Question 3: What is the origin of the attenuated R-amplitude on the ECG in this case?

Answer: The most striking phenotype among PLN-R14Del carriers is the attenuated R amplitude on ECG. The fact that these features are not observed in relatives negative for the mutation indicates a mutation-associated phenotype irrespective of the presence or absence of echocardiographic abnormalities. Significant QRS amplitude attenuations are related to left ventricular late gadolinium enhancement in cardiac magnetic resonance imaging study. Therefore, cardiac fibrosis may represent the electro-anatomic substrate for low R amplitudes. Cardiac fibrosis and scar tissue are common findings in patients with DCM and are mainly considered secondary phenomena.
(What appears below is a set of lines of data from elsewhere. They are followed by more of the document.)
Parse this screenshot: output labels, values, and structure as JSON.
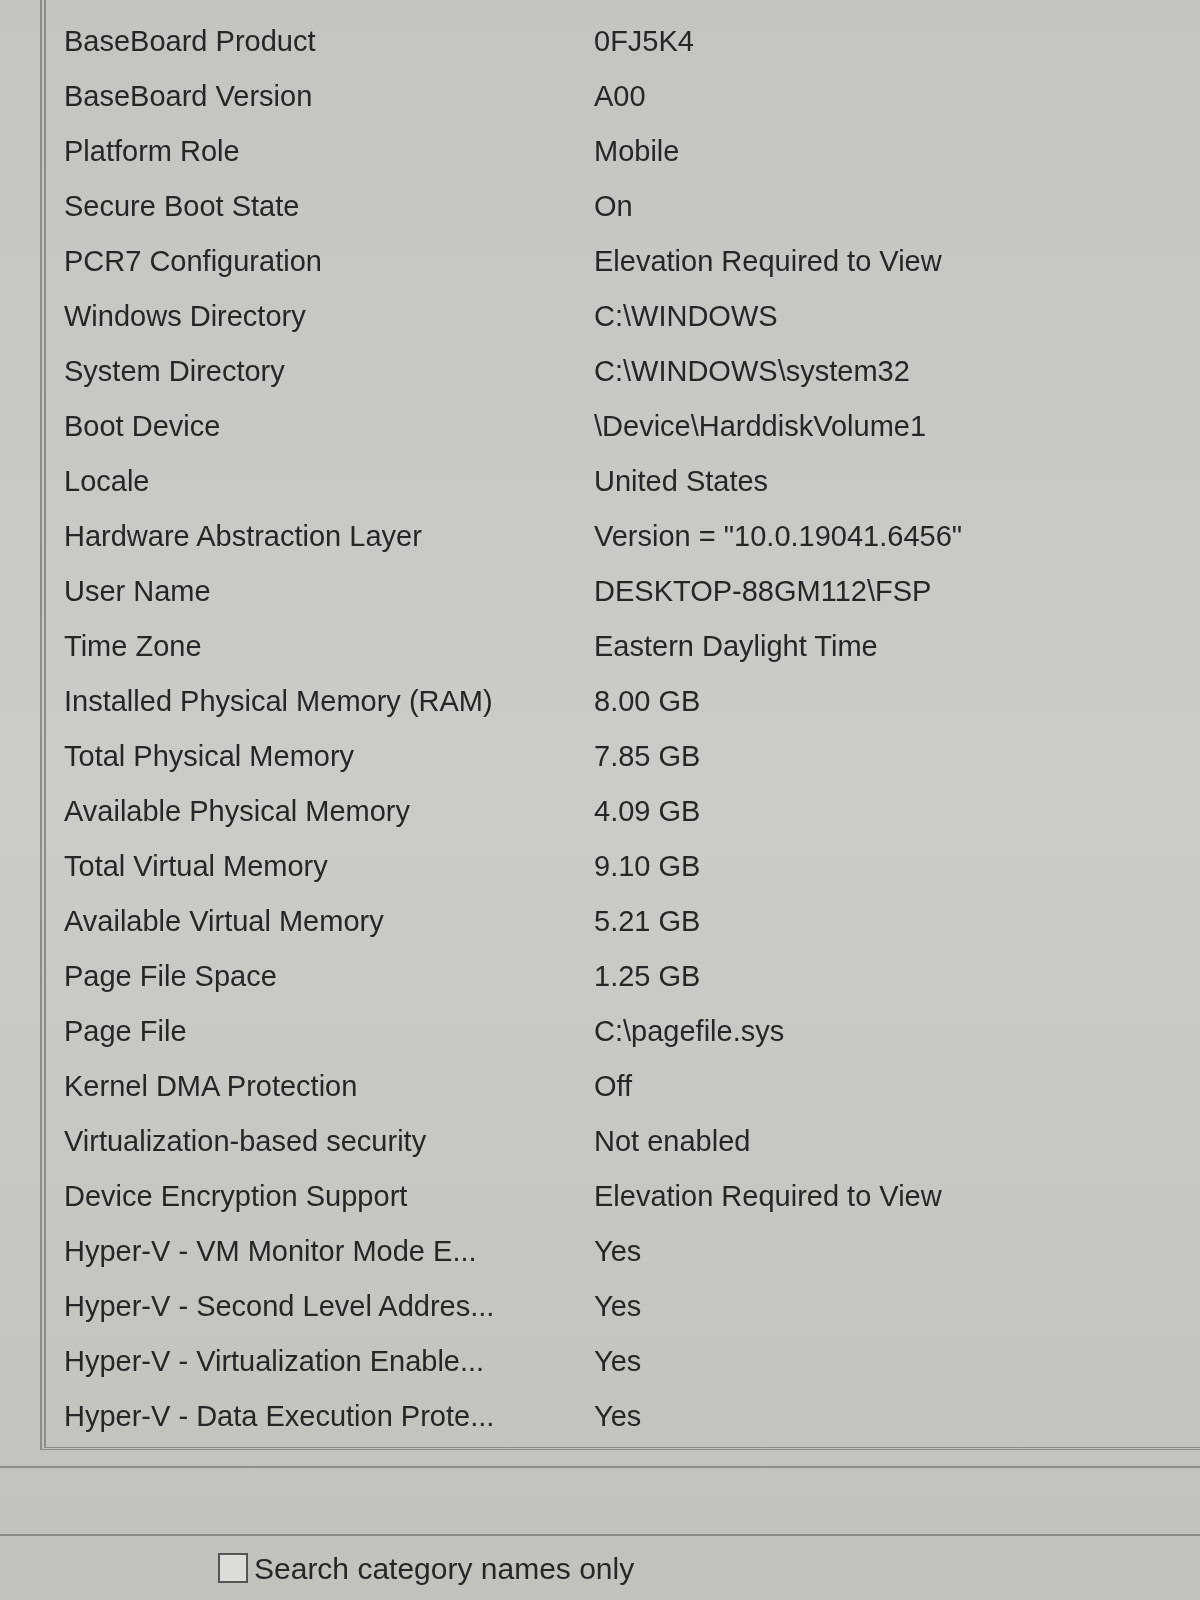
{
  "summary_table": {
    "rows": [
      {
        "item": "BaseBoard Product",
        "value": "0FJ5K4"
      },
      {
        "item": "BaseBoard Version",
        "value": "A00"
      },
      {
        "item": "Platform Role",
        "value": "Mobile"
      },
      {
        "item": "Secure Boot State",
        "value": "On"
      },
      {
        "item": "PCR7 Configuration",
        "value": "Elevation Required to View"
      },
      {
        "item": "Windows Directory",
        "value": "C:\\WINDOWS"
      },
      {
        "item": "System Directory",
        "value": "C:\\WINDOWS\\system32"
      },
      {
        "item": "Boot Device",
        "value": "\\Device\\HarddiskVolume1"
      },
      {
        "item": "Locale",
        "value": "United States"
      },
      {
        "item": "Hardware Abstraction Layer",
        "value": "Version = \"10.0.19041.6456\""
      },
      {
        "item": "User Name",
        "value": "DESKTOP-88GM112\\FSP"
      },
      {
        "item": "Time Zone",
        "value": "Eastern Daylight Time"
      },
      {
        "item": "Installed Physical Memory (RAM)",
        "value": "8.00 GB"
      },
      {
        "item": "Total Physical Memory",
        "value": "7.85 GB"
      },
      {
        "item": "Available Physical Memory",
        "value": "4.09 GB"
      },
      {
        "item": "Total Virtual Memory",
        "value": "9.10 GB"
      },
      {
        "item": "Available Virtual Memory",
        "value": "5.21 GB"
      },
      {
        "item": "Page File Space",
        "value": "1.25 GB"
      },
      {
        "item": "Page File",
        "value": "C:\\pagefile.sys"
      },
      {
        "item": "Kernel DMA Protection",
        "value": "Off"
      },
      {
        "item": "Virtualization-based security",
        "value": "Not enabled"
      },
      {
        "item": "Device Encryption Support",
        "value": "Elevation Required to View"
      },
      {
        "item": "Hyper-V - VM Monitor Mode E...",
        "value": "Yes"
      },
      {
        "item": "Hyper-V - Second Level Addres...",
        "value": "Yes"
      },
      {
        "item": "Hyper-V - Virtualization Enable...",
        "value": "Yes"
      },
      {
        "item": "Hyper-V - Data Execution Prote...",
        "value": "Yes"
      }
    ]
  },
  "search_options": {
    "category_names_only": {
      "label": "Search category names only",
      "checked": false
    }
  }
}
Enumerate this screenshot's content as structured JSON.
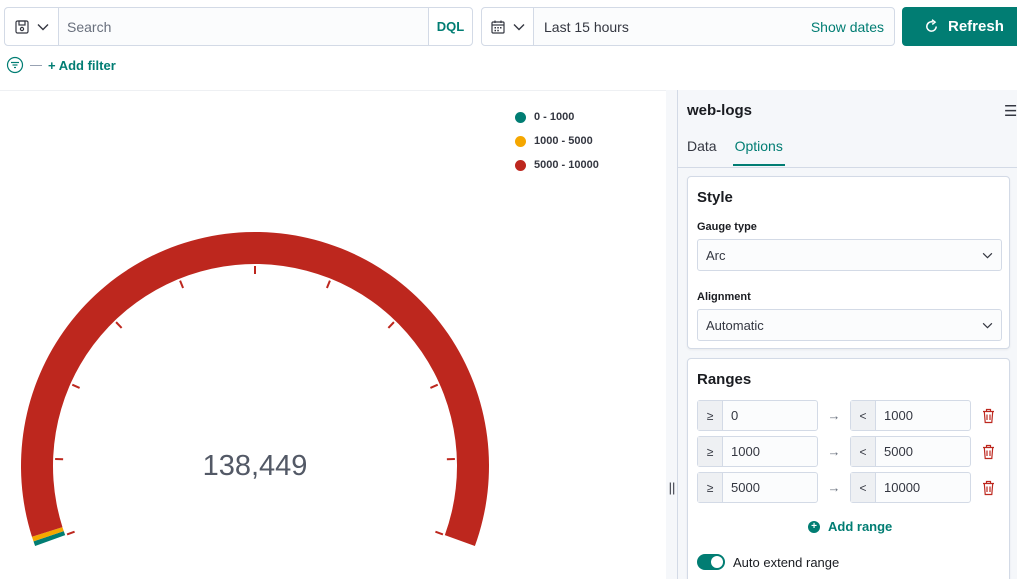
{
  "query_bar": {
    "search_placeholder": "Search",
    "language_label": "DQL",
    "date_range": "Last 15 hours",
    "show_dates_label": "Show dates",
    "refresh_label": "Refresh",
    "add_filter_label": "+ Add filter"
  },
  "gauge": {
    "value": 138449,
    "value_label": "138,449",
    "color_max_range": "#bd271e",
    "legend": [
      {
        "label": "0 - 1000",
        "color": "#017d73"
      },
      {
        "label": "1000 - 5000",
        "color": "#f5a700"
      },
      {
        "label": "5000 - 10000",
        "color": "#bd271e"
      }
    ]
  },
  "sidebar": {
    "index_pattern": "web-logs",
    "tabs": [
      {
        "label": "Data",
        "active": false
      },
      {
        "label": "Options",
        "active": true
      }
    ],
    "style": {
      "heading": "Style",
      "gauge_type_label": "Gauge type",
      "gauge_type_value": "Arc",
      "alignment_label": "Alignment",
      "alignment_value": "Automatic"
    },
    "ranges": {
      "heading": "Ranges",
      "rows": [
        {
          "from_prefix": "≥",
          "from": "0",
          "to_prefix": "<",
          "to": "1000"
        },
        {
          "from_prefix": "≥",
          "from": "1000",
          "to_prefix": "<",
          "to": "5000"
        },
        {
          "from_prefix": "≥",
          "from": "5000",
          "to_prefix": "<",
          "to": "10000"
        }
      ],
      "add_range_label": "Add range",
      "auto_extend_label": "Auto extend range",
      "auto_extend_enabled": true
    }
  },
  "colors": {
    "accent": "#017d73",
    "danger": "#bd271e",
    "warning": "#f5a700"
  },
  "icons": {
    "saved_query": "save-disk-icon",
    "calendar": "calendar-icon",
    "refresh": "refresh-icon",
    "filter": "filter-icon",
    "delete": "trash-icon",
    "add": "plus-circle-icon",
    "menu": "options-menu-icon"
  }
}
However, in this patient  there is preserved cardiac  function together with significant late gadolinium enhancement. The early presence of cardiac fibrosis in the absence of cardiac dysfunction would make fibrosis as a secondary process in reaction to loss of cardiomyocytes less likely. In contrast, PLN mutations seem to trigger primary cardiac fibrosis ultimately leading to heart failure or arrhythmias.

Question 4: How would you treat the patient?

Answer: The pathophysiology of mutations in PLN, as those in cardiac ryanodine receptor and calsequestrin 2 are most likely related to disturbed calcium homeostasis in the ventricular myocyte. The relation to exercise suggests disturbances that are under influence of sympathetic activity, which is known to modulate calcium trafficing in the cardiac myocyte. Therefreo, beta-blockade seems quite rational.  At the time af presentation at our department the patient was already on beta blockers and indeed this was quite effective as there were no long NSVTs any more. Holter monitoring now only showed solitary monomorphic PVB with LBBB configuration, originating from the RVOT (Fig.1). An ICD is not indicated as there is no syncope, preserved left ventricular ejection fraction, no more NSVTs under beta-blockade and  normal left ventricular dimensions.


Holterregistration while patient is on betablockers
Fig. 1 Holterregistration while patient is on betablockers

 

References


  1. Genetic deletion of arginine 14 in phospholamban causes dilated cardiomyopathy with attenuated electrocardiographic R amplitudes. Posch MG, Perrot A, Geier C, Boldt LH, Schmidt G, Lehmkuhl HB, Hetzer R, Dietz R, Gutberlet M, Haverkamp W, Ozcelik C. Heart Rhythm. 2009 Apr;6(4):480-6. Epub 2009 Jan 18.

  2. PLN-encoded phospholamban mutation in a large cohort of hypertrophic cardiomyopathy cases: summary of the literature and implications for genetic testing. Am Heart J. Jan161(1):165-71Landstrom AP, Adekola BA, Bos JM, Ommen SR, Ackerman MJ. Am Heart J. 2011;161:165-71.

  3. Focused : Update on the use of devices in heart failure 2010. European Society of Cardiology. http://spo.escardio.org/eslides/view.aspx?eevtid=40&fp=220.

The content of this article reflects the personal opinion of the author/s and is not necessarily the official position of the European Society of Cardiology.